The First Trust ISE Chindia Index Fund (AMEX: FNI) offers balanced exposure to China and India, holding the 25 most highly liquid stocks in each country.
Which Water Is Best?
Water has emerged as the new "new" thing in investing. People do the math on limited water resources and creeping pollution and they see dollar signs.
ETF developers rolled out two new water funds recently: the First Trust ISE Water Index Fund (AMEX: FIW) and Claymore S&P Global Water Index ETF (AMEX: CGW). Those new funds join the PowerShares Water Resources Portfolio (AMEX: PHO), which launched in December 2005 and has pulled in over $1.6 billion in assets.
All three funds provide diversified exposure to the water industry, but with important differences. The most obvious is geography: The First Trust (FIW) and PowerShares (PHO) funds are U.S.-focused funds, while the Claymore (CGW) fund has a major global tilt. The First Trust (FIW) and PowerShares (PHO) funds have a good deal of overlap: 29 of the 36 components in the PowerShares fund also appear in the First Trust fund.
CDS ETFs in Europe
Two of the biggest buzz generators in the field of investing—ETFs and credit derivatives—have finally converged. Not one, but two European firms announced licensing deals to manage ETFs based on the same three iTraxx indexes this month.
EasyETF and Deutsche Bank both plan to launch ETFs based on the iTraxx Europe, iTraxx Europe HiVol and iTraxx Europe Crossover indexes. The iTraxx index family is one of three index families maintained by the International Index Company, a consortium started in 2001 of Deutsche Bank and 10 of the world's largest financial institutions. Deutsche Bank plans to launch its credit-derivative ETFs in June on its db x-trackers ETF platform, and later on several European exchanges.
Precious Metals ETFs
Platinum bulls have been gabbing about the prospects for a platinum ETF for years.
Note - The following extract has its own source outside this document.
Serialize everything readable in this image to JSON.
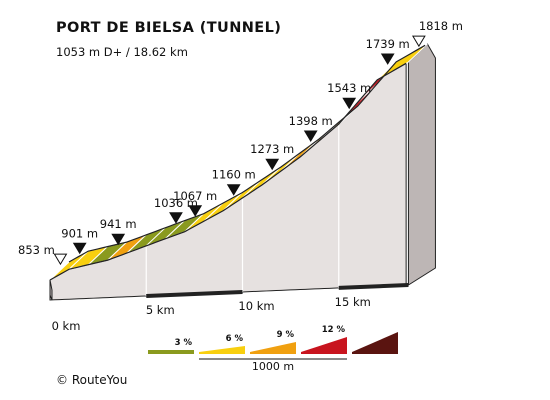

The idea had everyone excited because the world's platinum markets are very tight and new investment demand from an ETF could push prices up. A rumor in November 2006 that BGI was about to file an ETF pushed prices up 27 percent in two trading sessions.
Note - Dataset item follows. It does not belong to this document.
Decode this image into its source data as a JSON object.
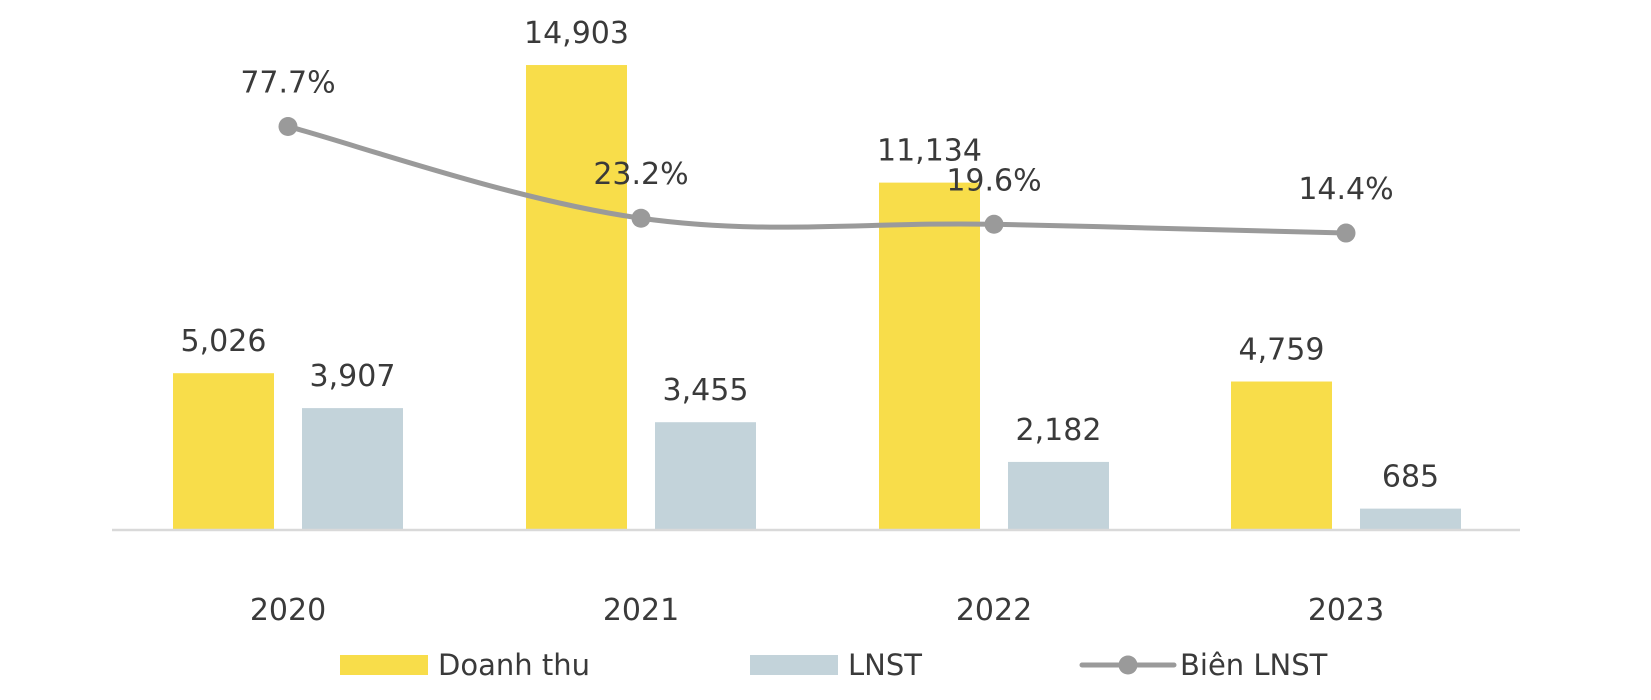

ETF Securities, the commodity ETF leader in Europe, rolled out new physical ETFs tied to platinum, palladium, silver, gold and a combined basket of those four metals.
The funds launched on the London Stock Exchange (LSE) and are:
• ETFS Physical Platinum (LSE: PHPT)
• ETFS Physical Palladium (LSE: PHPD)
• ETFS Physical Silver (LSE: PHAG)
• ETFS Physical Gold (LSE: PHAU)
• ETFS Physical PM Basket (LSE: PHPM)
This may be a case where the more-popular metals make less-popular ETFs. The gold ETF will be the second gold bullion ETF to trade in London, joining the Gold Bullion (GBS) fund from the World Gold Council. The silver ETF is likely to be more popular, as it will be the first silver bullion ETF on the market in London. But the real story will certainly be the platinum ETF, given the high levels of anticipation surrounding its launch. (The palladium ETF is likely to be less popular, as there is plenty of palladium and prices have trailed other metals.)
Big players are watching: Anglo Platinum, which accounts for 40 percent of all platinum production worldwide, said earlier that it would not supply metal to a planned platinum ETF in Switzerland. Anglo said that a platinum ETF takes physical metal away from the market, which pushes up prices for users.
Producers currently sell very little metal into the spot market, so things may look worse than they appear; as demand rises, supply to that market may well increase. But the world has been operating on a platinum deficit for the past eight years, and only 7 million ounces of platinum are mined each year. With prices at $1,300/ounce, that's about $9 billion worth of new platinum worldwide.
DJ Islamic Titans
The Swiss Exchange began trading the first ETF in Western Europe to offer exposure to Shariah-compliant companies at the end of January. Managed by BNP Paribas Asset Management, the DJ Islamic Titans 100 tracks the Dow Jones Islamic Titans 100 index, a blue-chip index tracking the top 100 global companies complying with Islamic investment guidelines.